(117a) Development of a Subnormothermic Machine Perfusion System for the Human Liver | AIChE

(117a) Development of a Subnormothermic Machine Perfusion System for the Human Liver

Authors 

Uygun, K. - Presenter, Harvard Medical School
Bruinsma, B., Center for Engineering in Medicine (CEM) at Massachusetts General Hospital – Harvard Medical School - Shriners Hospital for Children
Ozer, S., Center for Engineering in Medicine (CEM) at Massachusetts General Hospital – Harvard Medical School - Shriners Hospital for Children
Berendsen, T., MGH/Harvard Medical School
Izamis, M. L., Harvard Medical School / Massachusetts General Hospital



The use of livers donated after cardiac death (DCD) of the donor is limited by the increased incidence of primary nonfunction and biliary complications following transplantation of these grafts. While the transplantation field continues to struggle with an ongoing shortage of donor organs, various strategies are being investigated to increase the availability of livers for transplantation, including the exploration of novel techniques to make DCD livers a safer option. Ex vivo machine perfusion holds the potential to strongly increase the quality of a donor liver and improving post-transplantation function and reducing complications. Collaborations with the New England Organ Bank (NEOB), the MGH transplant center and UMass Memorial medical center have provided us with human livers, discarded due to extended warm ischemic time, donor age, excessive steatosis or other contraindications for transplantation. Thus far, we have successfully perfused 8 discarded human livers, showing feasibility of subnormothermic machine perfusion in preserving the human liver ex vivo with active metabolism and demonstrating recovery of viability expressed in significantly improved energy status. Ongoing inclusion of human livers will allow characterization of these livers by broadening the ex vivo liver function testing, to include markers of injury and function.

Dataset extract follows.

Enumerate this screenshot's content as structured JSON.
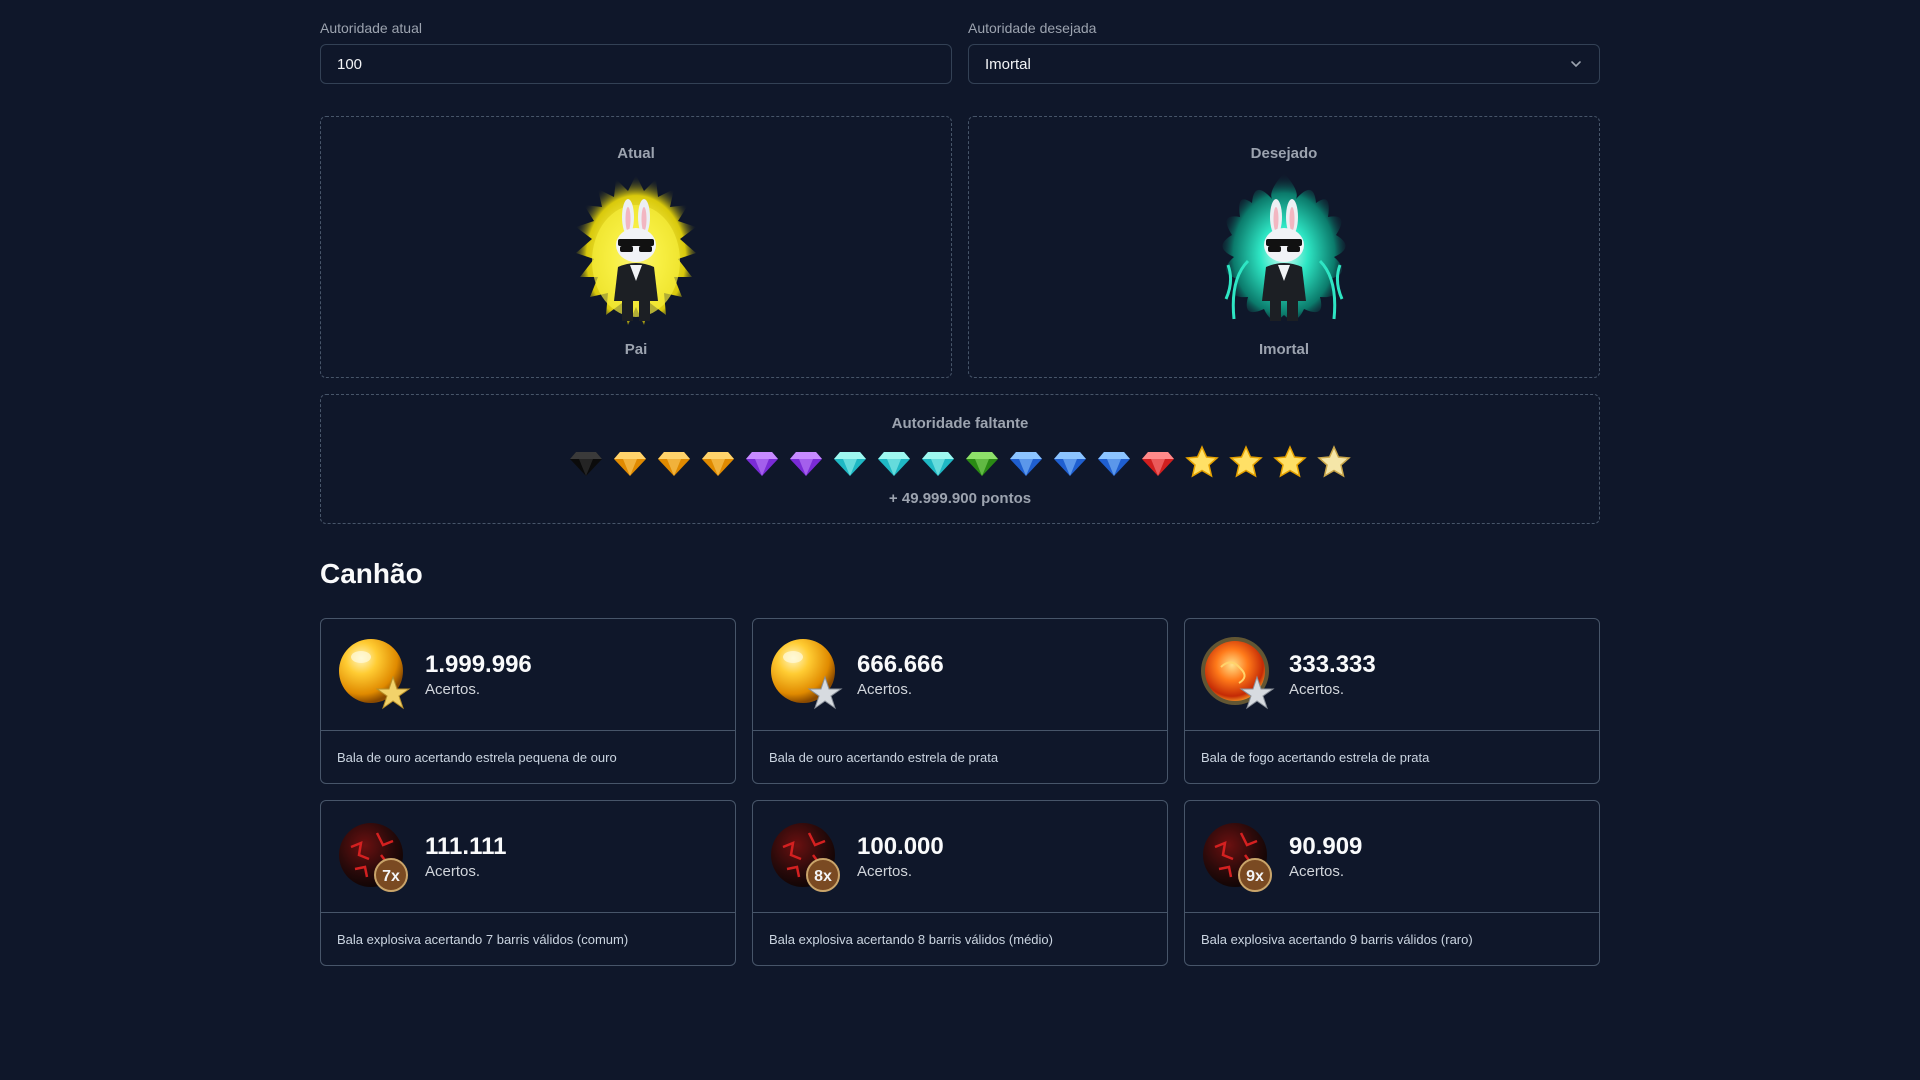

Isolated (sub)normothermic organ perfusion is challenged by the absence of other homeostatic organs that are involved with maintenance of acid-base physiology (kidney, lung), energy metabolism (pancreas, intestine), fluid and electrolyte balance (kidney). These functions need to be compensated for by exogenous administration of hormones, nutrients, electrolytes and other substrates for metabolism along with a perfusion solution that supports this regulation as an artificial extracellular compartment. Controlling these functions requires a thorough understanding of both hepatic and systemic physiology and a system that supports it by allowing for real-time measurement of various parameters, easy intervention and reliable viability testing.

The subnormothermic system for the perfusion of human organs that we have developed is user friendly, but also enables advanced monitoring of hepatic function and intervention. An artificial cardiopulmonary system, including a set of pumps and hollow fiber oxygenators, drives the flow of an oxygen rich perfusion solution through the portal vein and hepatic artery of the liver. A carbogen mixture of 95% O2/5% CO2 creates an inflow pCO2 of ±75 mmHg, which, in combination with exogenous bicarbonate plays a role in the carbonate buffer system. The pH of the system is periodically monitored and can be controlled by boluses of bicarbonate. Superphysiological partial oxygen pressures of >700 mmHg ensure adequate oxygenation of the tissue in the absence of hemoglobin. A commonly used hepatocyte culture medium is used a base solution for perfusion. Williams medium E is rich in nutrients and antioxidants. Supplemented with hydrocortisone and insulin it has been shown to provide a rich environment supporting hepatocyte viability in ex vivo liver perfusion and increasing survival after transplantation in the rat. Ports integrated into the system allow drawing samples for blood gas analysis, which provides periodical and on demand information about acid/base, oxygenation and electrolyte balance. Transducers proximal to both the portal and arterial inflow of the liver provide live pressure readings that can be used to calculate hepatic resistance. Samples from the perfusion solution can be analyzed for a multitude of metabolites.

Our results show that the human liver can be preserved for a minimum of three hours ex vivo in a subnormothermic setting (±21 °C), with continued metabolic function. A continuous consumption of O2 and CO2 output reflects active oxidative metabolism. An initially acidic perfusion solution and high lactate levels are normalized by the end of perfusion and electrolyte levels remain normal. An active biliary system is reflected in the steady production of bile. The portal venous and hepatic arterial circulation decrease in resistance, suggesting an improving circulation.  The recovery of energy status of the graft is demonstrated by an increase in ATP content during perfusion. To our knowledge this is the first report of the application of subnormothermic machine perfusion in human livers and this work will provide a basis for use of this system in a clinical trial for liver transplantation.